Nuclear bom, nuclear mau
Após o recente discurso à nação efectuado por Vladimir Putin choveram as habituais e ferozes críticas dos políticos da União Europeia, do Reino Unido e dos EUA, que acusaram e desataram a bater no Presidente da Rússia, por este ter deixado no ar a ameaça de recorrer ao uso de armamento nuclear na Ucrânia.
Vejamos, em nenhum momento do seu discurso, Putin disse que usaria armas nucleares, mas assumamos que isso ficou implícito quando referiu que, se necessário, “usaremos tudo o que temos à disposição”. Partindo dessa assunção é aceitável que qualquer pessoa se possa sentir ameaçada, preocupada e indignada, ao ouvir um líder mundial falar dessa forma. E, consequentemente, que se manifestem de acordo com o que sentem.
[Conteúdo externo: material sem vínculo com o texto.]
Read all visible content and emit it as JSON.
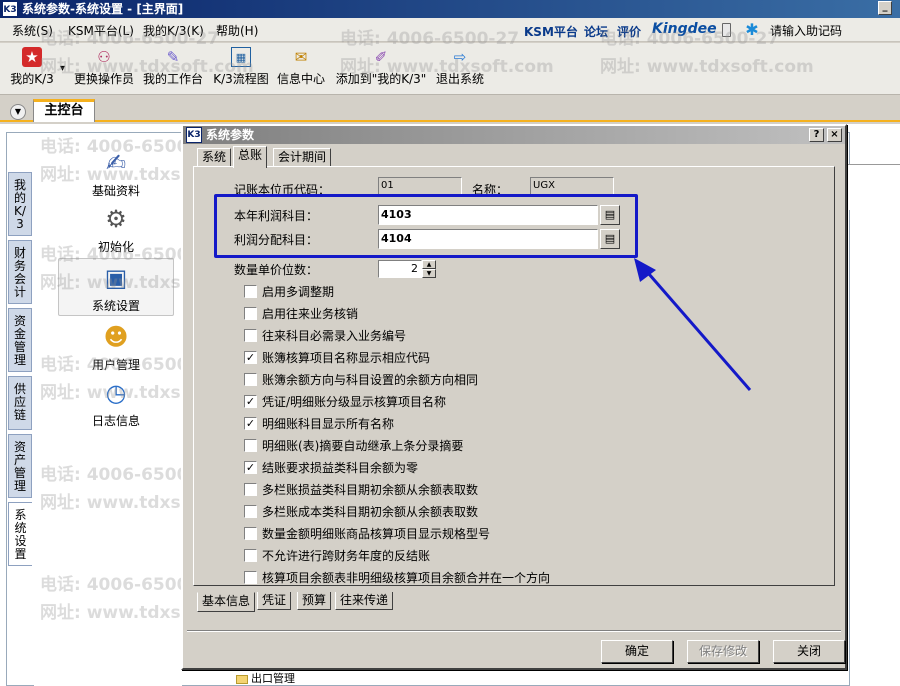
{
  "window": {
    "title": "系统参数-系统设置 - [主界面]",
    "app_icon_text": "K3",
    "minimize_label": "_"
  },
  "menubar": {
    "items": [
      "系统(S)",
      "KSM平台(L)",
      "我的K/3(K)",
      "帮助(H)"
    ],
    "brand_links": [
      "KSM平台",
      "论坛",
      "评价"
    ],
    "brand_logo": "Kingdee",
    "helper_label": "请输入助记码"
  },
  "toolbar": {
    "items": [
      {
        "label": "我的K/3",
        "icon": "star-icon"
      },
      {
        "label": "更换操作员",
        "icon": "users-icon"
      },
      {
        "label": "我的工作台",
        "icon": "desk-icon"
      },
      {
        "label": "K/3流程图",
        "icon": "flowchart-icon"
      },
      {
        "label": "信息中心",
        "icon": "message-icon"
      },
      {
        "label": "添加到\"我的K/3\"",
        "icon": "add-favorite-icon"
      },
      {
        "label": "退出系统",
        "icon": "exit-icon"
      }
    ],
    "dropdown_arrow": "▾"
  },
  "main_tab": {
    "label": "主控台"
  },
  "vertical_tabs": [
    "我的K/3",
    "财务会计",
    "资金管理",
    "供应链",
    "资产管理",
    "系统设置"
  ],
  "nav_items": [
    {
      "label": "基础资料",
      "icon": "document-edit-icon"
    },
    {
      "label": "初始化",
      "icon": "gear-icon"
    },
    {
      "label": "系统设置",
      "icon": "monitor-settings-icon"
    },
    {
      "label": "用户管理",
      "icon": "user-icon"
    },
    {
      "label": "日志信息",
      "icon": "clock-log-icon"
    }
  ],
  "watermark": {
    "phone": "电话: 4006-6500-27",
    "site": "网址: www.tdxsoft.com"
  },
  "tree_folder_label": "出口管理",
  "dialog": {
    "title": "系统参数",
    "title_icon_text": "K3",
    "help_label": "?",
    "close_label": "×",
    "top_tabs": [
      "系统",
      "总账",
      "会计期间"
    ],
    "active_top_tab": 1,
    "fields": {
      "currency_code_label": "记账本位币代码：",
      "currency_code_value": "01",
      "name_label": "名称：",
      "name_value": "UGX",
      "profit_account_label": "本年利润科目：",
      "profit_account_value": "4103",
      "distribution_account_label": "利润分配科目：",
      "distribution_account_value": "4104",
      "quantity_decimals_label": "数量单价位数：",
      "quantity_decimals_value": "2"
    },
    "browse_icon": "browse-icon",
    "options": [
      {
        "label": "启用多调整期",
        "checked": false
      },
      {
        "label": "启用往来业务核销",
        "checked": false
      },
      {
        "label": "往来科目必需录入业务编号",
        "checked": false
      },
      {
        "label": "账簿核算项目名称显示相应代码",
        "checked": true
      },
      {
        "label": "账簿余额方向与科目设置的余额方向相同",
        "checked": false
      },
      {
        "label": "凭证/明细账分级显示核算项目名称",
        "checked": true
      },
      {
        "label": "明细账科目显示所有名称",
        "checked": true
      },
      {
        "label": "明细账(表)摘要自动继承上条分录摘要",
        "checked": false
      },
      {
        "label": "结账要求损益类科目余额为零",
        "checked": true
      },
      {
        "label": "多栏账损益类科目期初余额从余额表取数",
        "checked": false
      },
      {
        "label": "多栏账成本类科目期初余额从余额表取数",
        "checked": false
      },
      {
        "label": "数量金额明细账商品核算项目显示规格型号",
        "checked": false
      },
      {
        "label": "不允许进行跨财务年度的反结账",
        "checked": false
      },
      {
        "label": "核算项目余额表非明细级核算项目余额合并在一个方向",
        "checked": false
      }
    ],
    "bottom_tabs": [
      "基本信息",
      "凭证",
      "预算",
      "往来传递"
    ],
    "active_bottom_tab": 0,
    "buttons": {
      "ok": "确定",
      "save": "保存修改",
      "close": "关闭"
    }
  },
  "colors": {
    "highlight": "#1419c8",
    "title_bar": "#0a246a",
    "tab_accent": "#f5b11e"
  }
}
Mas o mais curioso de tudo isto é constatar a especial selectividade que muita gente tem para muito se indignar com algo que é dito por uma pessoa. Já quando a mesma coisa é dita – com todas as letras e sem qualquer reserva – por outra pessoa, não só não se verifica qualquer laivo de indignação ou preocupação, como ainda a ovacionam, como se de uma heroína se tratasse. Infelizmente é assim que funciona no chamado mundo ocidental.
Há menos de um mês, numa entrevista ao Daily Mail online, o “jornalista” de serviço (um perfeito modelo da sua classe) perguntou a Liz Truss, sobre a eventualidade de esta se confrontar com a decisão de recorrer ao uso de armas nucleares: “Will you press the button?”. Desprovida de qualquer emoção no rosto e com toda a frieza do mundo, Liz Truss respondeu muito prontamente: “Acho que é um dever importante do Primeiro-ministro e estou pronta para o fazer”. E os presentes na sala aplaudiram vigorosamente a apoteótica “aniquilação do planeta”.
As afirmações da senhora Truss não abriram noticiários, não fizeram capas de jornais, não escandalizaram os políticos humanistas do Ocidente, não causaram indignação nas redes sociais, e os carneirinhos mantiveram-se mudos e quedos no pasto, pois dessa vez ninguém os mandou balir.